I grew up a hunter-gatherer, with the emphasis on hunter. Truly, hunting is the thing, not the gathering. Stalking the butterfly is the adventure, not the netting, pinching and pinning. Trolling the dim shelves of a book shop, alert and expectant, outweighs the pleasure of finding the three-volume Everyman’s edition of The Anatomy of Melancholy priced at $10. Ordering the same from Amazon.com is not the same. My Burton carries an addendum of happy memory, a covert connection to an autumn afternoon in Schuylerville, N.Y.
The line quoted above is from A.E. Stallings’ “Arrowhead Hunting” (Hapax, 2006). For her, hunting connects us with the anonymous past, with ancestors whose existence we could otherwise never have guessed. Stallings notes that hunting for arrowheads echoes the archaic hunter’s hunt for game. She puns on “hart,” and in time’s lost-and-found she finds futility and hope:
“And the sharpness honed with longing, year by year,
Buried deeper, found someday, but not by you.”
Pressed to name the literary work with the most lasting influence on my thinking, I might propose “Finding,” an essay by Guy Davenport published in Antaeus in 1978 and later collected in The Geography of the Imagination (North Point Press, 1981). It recounts the weekend expeditions his family took “to look for Indian arrows.” Davenport was born in 1926 in Anderson, S.C. His essay is a delicate balance of memoir and meditation on many things – family, lost time, the importance of attentiveness and the formation of sensibility. Go here and scroll down to read it.
Davenport says he hopes the meaning of those childhood expeditions “elude[s] me forever,” that he will never find the meaning of finding. But he can’t help speculating:
“Its importance has, in maturity, become more and more apparent—an education that shaped me with a surer and finer hand than any classroom, an experience that gave me a sense of the earth, of autumn afternoons, of all the seasons, a connoisseur’s sense of things for their own sake.”

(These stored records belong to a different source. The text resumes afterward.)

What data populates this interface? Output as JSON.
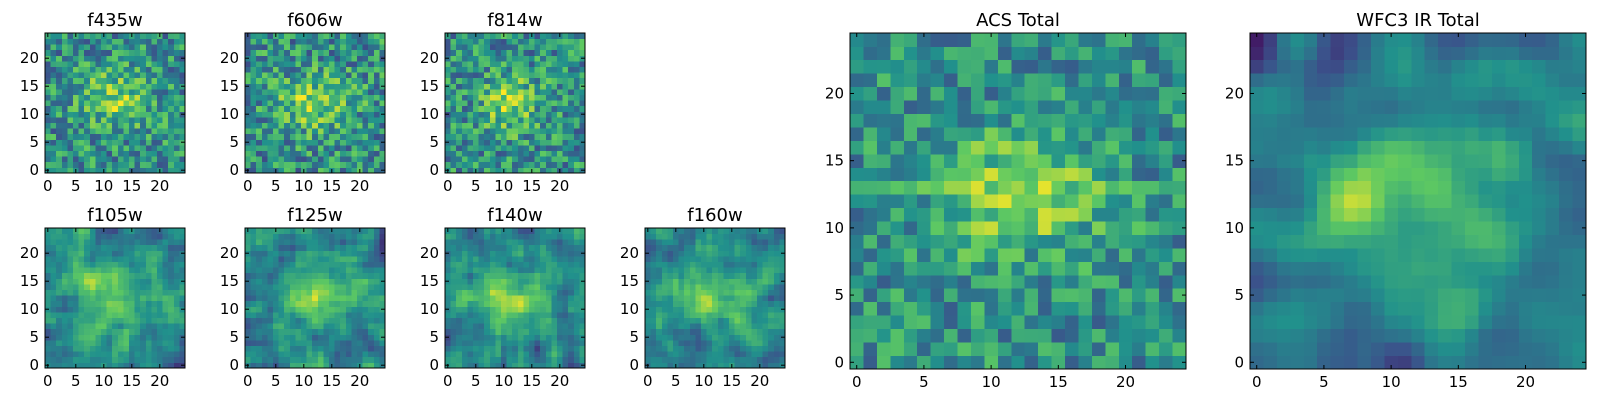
{
  "figure": {
    "background": "#ffffff"
  },
  "colormap": {
    "name": "viridis",
    "stops": [
      "#440154",
      "#3b528b",
      "#21918c",
      "#5ec962",
      "#fde725"
    ]
  },
  "chart_data": [
    {
      "type": "heatmap",
      "id": "f435w",
      "title": "f435w",
      "grid": false,
      "xlim": [
        -0.5,
        24.5
      ],
      "ylim": [
        -0.5,
        24.5
      ],
      "xticks": [
        0,
        5,
        10,
        15,
        20
      ],
      "yticks": [
        0,
        5,
        10,
        15,
        20
      ],
      "shape": [
        25,
        25
      ],
      "value_range": [
        0,
        1
      ],
      "values": [],
      "noise_model": {
        "seed": 11,
        "blob": {
          "cx": 12,
          "cy": 13,
          "sx": 4.5,
          "sy": 3.5,
          "amp": 0.3
        },
        "base": 0.5,
        "noise": 0.26,
        "smooth": 0
      }
    },
    {
      "type": "heatmap",
      "id": "f606w",
      "title": "f606w",
      "grid": false,
      "xlim": [
        -0.5,
        24.5
      ],
      "ylim": [
        -0.5,
        24.5
      ],
      "xticks": [
        0,
        5,
        10,
        15,
        20
      ],
      "yticks": [
        0,
        5,
        10,
        15,
        20
      ],
      "shape": [
        25,
        25
      ],
      "value_range": [
        0,
        1
      ],
      "values": [],
      "noise_model": {
        "seed": 23,
        "blob": {
          "cx": 12,
          "cy": 12,
          "sx": 4.5,
          "sy": 3.5,
          "amp": 0.3
        },
        "base": 0.5,
        "noise": 0.27,
        "smooth": 0
      }
    },
    {
      "type": "heatmap",
      "id": "f814w",
      "title": "f814w",
      "grid": false,
      "xlim": [
        -0.5,
        24.5
      ],
      "ylim": [
        -0.5,
        24.5
      ],
      "xticks": [
        0,
        5,
        10,
        15,
        20
      ],
      "yticks": [
        0,
        5,
        10,
        15,
        20
      ],
      "shape": [
        25,
        25
      ],
      "value_range": [
        0,
        1
      ],
      "values": [],
      "noise_model": {
        "seed": 37,
        "blob": {
          "cx": 11,
          "cy": 12,
          "sx": 3.5,
          "sy": 3.5,
          "amp": 0.32
        },
        "base": 0.5,
        "noise": 0.26,
        "smooth": 0
      }
    },
    {
      "type": "heatmap",
      "id": "f105w",
      "title": "f105w",
      "grid": false,
      "xlim": [
        -0.5,
        24.5
      ],
      "ylim": [
        -0.5,
        24.5
      ],
      "xticks": [
        0,
        5,
        10,
        15,
        20
      ],
      "yticks": [
        0,
        5,
        10,
        15,
        20
      ],
      "shape": [
        25,
        25
      ],
      "value_range": [
        0,
        1
      ],
      "values": [],
      "noise_model": {
        "seed": 41,
        "blob": {
          "cx": 12,
          "cy": 12,
          "sx": 5,
          "sy": 5,
          "amp": 0.3
        },
        "base": 0.45,
        "noise": 0.24,
        "smooth": 1
      }
    },
    {
      "type": "heatmap",
      "id": "f125w",
      "title": "f125w",
      "grid": false,
      "xlim": [
        -0.5,
        24.5
      ],
      "ylim": [
        -0.5,
        24.5
      ],
      "xticks": [
        0,
        5,
        10,
        15,
        20
      ],
      "yticks": [
        0,
        5,
        10,
        15,
        20
      ],
      "shape": [
        25,
        25
      ],
      "value_range": [
        0,
        1
      ],
      "values": [],
      "noise_model": {
        "seed": 53,
        "blob": {
          "cx": 13,
          "cy": 12,
          "sx": 5,
          "sy": 4,
          "amp": 0.32
        },
        "base": 0.45,
        "noise": 0.24,
        "smooth": 1
      }
    },
    {
      "type": "heatmap",
      "id": "f140w",
      "title": "f140w",
      "grid": false,
      "xlim": [
        -0.5,
        24.5
      ],
      "ylim": [
        -0.5,
        24.5
      ],
      "xticks": [
        0,
        5,
        10,
        15,
        20
      ],
      "yticks": [
        0,
        5,
        10,
        15,
        20
      ],
      "shape": [
        25,
        25
      ],
      "value_range": [
        0,
        1
      ],
      "values": [],
      "noise_model": {
        "seed": 67,
        "blob": {
          "cx": 11,
          "cy": 12,
          "sx": 5,
          "sy": 4,
          "amp": 0.3
        },
        "base": 0.45,
        "noise": 0.24,
        "smooth": 1
      }
    },
    {
      "type": "heatmap",
      "id": "f160w",
      "title": "f160w",
      "grid": false,
      "xlim": [
        -0.5,
        24.5
      ],
      "ylim": [
        -0.5,
        24.5
      ],
      "xticks": [
        0,
        5,
        10,
        15,
        20
      ],
      "yticks": [
        0,
        5,
        10,
        15,
        20
      ],
      "shape": [
        25,
        25
      ],
      "value_range": [
        0,
        1
      ],
      "values": [],
      "noise_model": {
        "seed": 79,
        "blob": {
          "cx": 11,
          "cy": 12,
          "sx": 5,
          "sy": 3.5,
          "amp": 0.34
        },
        "base": 0.45,
        "noise": 0.22,
        "smooth": 1
      }
    },
    {
      "type": "heatmap",
      "id": "acs-total",
      "title": "ACS Total",
      "grid": false,
      "xlim": [
        -0.5,
        24.5
      ],
      "ylim": [
        -0.5,
        24.5
      ],
      "xticks": [
        0,
        5,
        10,
        15,
        20
      ],
      "yticks": [
        0,
        5,
        10,
        15,
        20
      ],
      "shape": [
        25,
        25
      ],
      "value_range": [
        0,
        1
      ],
      "values": [],
      "noise_model": {
        "seed": 91,
        "blob": {
          "cx": 12,
          "cy": 12.5,
          "sx": 4.5,
          "sy": 3,
          "amp": 0.33
        },
        "base": 0.5,
        "noise": 0.22,
        "smooth": 0
      }
    },
    {
      "type": "heatmap",
      "id": "wfc3-ir-total",
      "title": "WFC3 IR Total",
      "grid": false,
      "xlim": [
        -0.5,
        24.5
      ],
      "ylim": [
        -0.5,
        24.5
      ],
      "xticks": [
        0,
        5,
        10,
        15,
        20
      ],
      "yticks": [
        0,
        5,
        10,
        15,
        20
      ],
      "shape": [
        25,
        25
      ],
      "value_range": [
        0,
        1
      ],
      "values": [],
      "noise_model": {
        "seed": 103,
        "blob": {
          "cx": 12,
          "cy": 12,
          "sx": 5,
          "sy": 3.5,
          "amp": 0.38
        },
        "base": 0.42,
        "noise": 0.16,
        "smooth": 2
      }
    }
  ]
}
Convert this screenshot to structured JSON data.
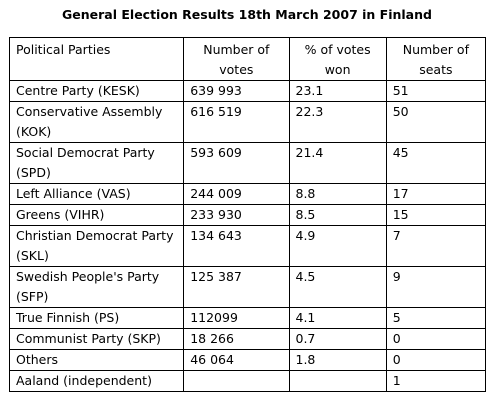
{
  "title": "General Election Results 18th March 2007 in Finland",
  "headers": {
    "party": "Political Parties",
    "votes": "Number of votes",
    "pct": "% of votes won",
    "seats": "Number of seats"
  },
  "rows": [
    {
      "party": "Centre Party (KESK)",
      "votes": "639 993",
      "pct": "23.1",
      "seats": "51"
    },
    {
      "party": "Conservative Assembly (KOK)",
      "votes": "616 519",
      "pct": "22.3",
      "seats": "50"
    },
    {
      "party": "Social Democrat Party (SPD)",
      "votes": "593 609",
      "pct": "21.4",
      "seats": "45"
    },
    {
      "party": "Left Alliance (VAS)",
      "votes": "244 009",
      "pct": "8.8",
      "seats": "17"
    },
    {
      "party": "Greens (VIHR)",
      "votes": "233 930",
      "pct": "8.5",
      "seats": "15"
    },
    {
      "party": "Christian Democrat Party (SKL)",
      "votes": "134 643",
      "pct": "4.9",
      "seats": "7"
    },
    {
      "party": "Swedish People's Party (SFP)",
      "votes": "125 387",
      "pct": "4.5",
      "seats": "9"
    },
    {
      "party": "True Finnish (PS)",
      "votes": "112099",
      "pct": "4.1",
      "seats": "5"
    },
    {
      "party": "Communist Party (SKP)",
      "votes": "18 266",
      "pct": "0.7",
      "seats": "0"
    },
    {
      "party": "Others",
      "votes": "46 064",
      "pct": "1.8",
      "seats": "0"
    },
    {
      "party": "Aaland (independent)",
      "votes": "",
      "pct": "",
      "seats": "1"
    }
  ]
}
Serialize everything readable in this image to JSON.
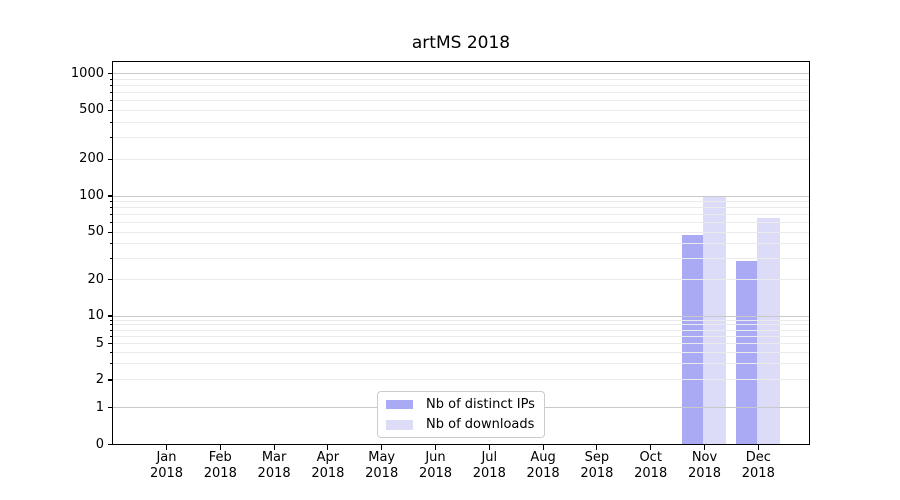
{
  "chart_data": {
    "type": "bar",
    "title": "artMS 2018",
    "categories": [
      "Jan",
      "Feb",
      "Mar",
      "Apr",
      "May",
      "Jun",
      "Jul",
      "Aug",
      "Sep",
      "Oct",
      "Nov",
      "Dec"
    ],
    "x_tick_year": "2018",
    "series": [
      {
        "name": "Nb of distinct IPs",
        "color": "#a9a9f4",
        "values": [
          0,
          0,
          0,
          0,
          0,
          0,
          0,
          0,
          0,
          0,
          47,
          29
        ]
      },
      {
        "name": "Nb of downloads",
        "color": "#dcdcf8",
        "values": [
          0,
          0,
          0,
          0,
          0,
          0,
          0,
          0,
          0,
          0,
          100,
          65
        ]
      }
    ],
    "y_axis": {
      "scale": "log-with-zero-baseline",
      "tick_labels": [
        0,
        1,
        2,
        5,
        10,
        20,
        50,
        100,
        200,
        500,
        1000
      ],
      "range": [
        0,
        1000
      ]
    },
    "grid": {
      "horizontal": true,
      "minor_log_lines": true
    },
    "legend": {
      "position": "bottom-center",
      "entries": [
        "Nb of distinct IPs",
        "Nb of downloads"
      ]
    }
  },
  "colors": {
    "background": "#ffffff",
    "spine": "#000000",
    "grid_major": "#c9c9c9",
    "grid_minor": "#ebebeb",
    "text": "#000000",
    "legend_border": "#cccccc"
  }
}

We learn best by doing and by watching others do. Learning one thing (finding arrowheads) later may teach us another (reading texts, writing others). Davenport writes:
“I know that my sense of place, of occasion, even of doing anything at all, was shaped by those afternoons. It took a while for me to realize that people can grow up without being taught to see, to search surfaces for all the details, to check out a whole landscape for what it has to offer.”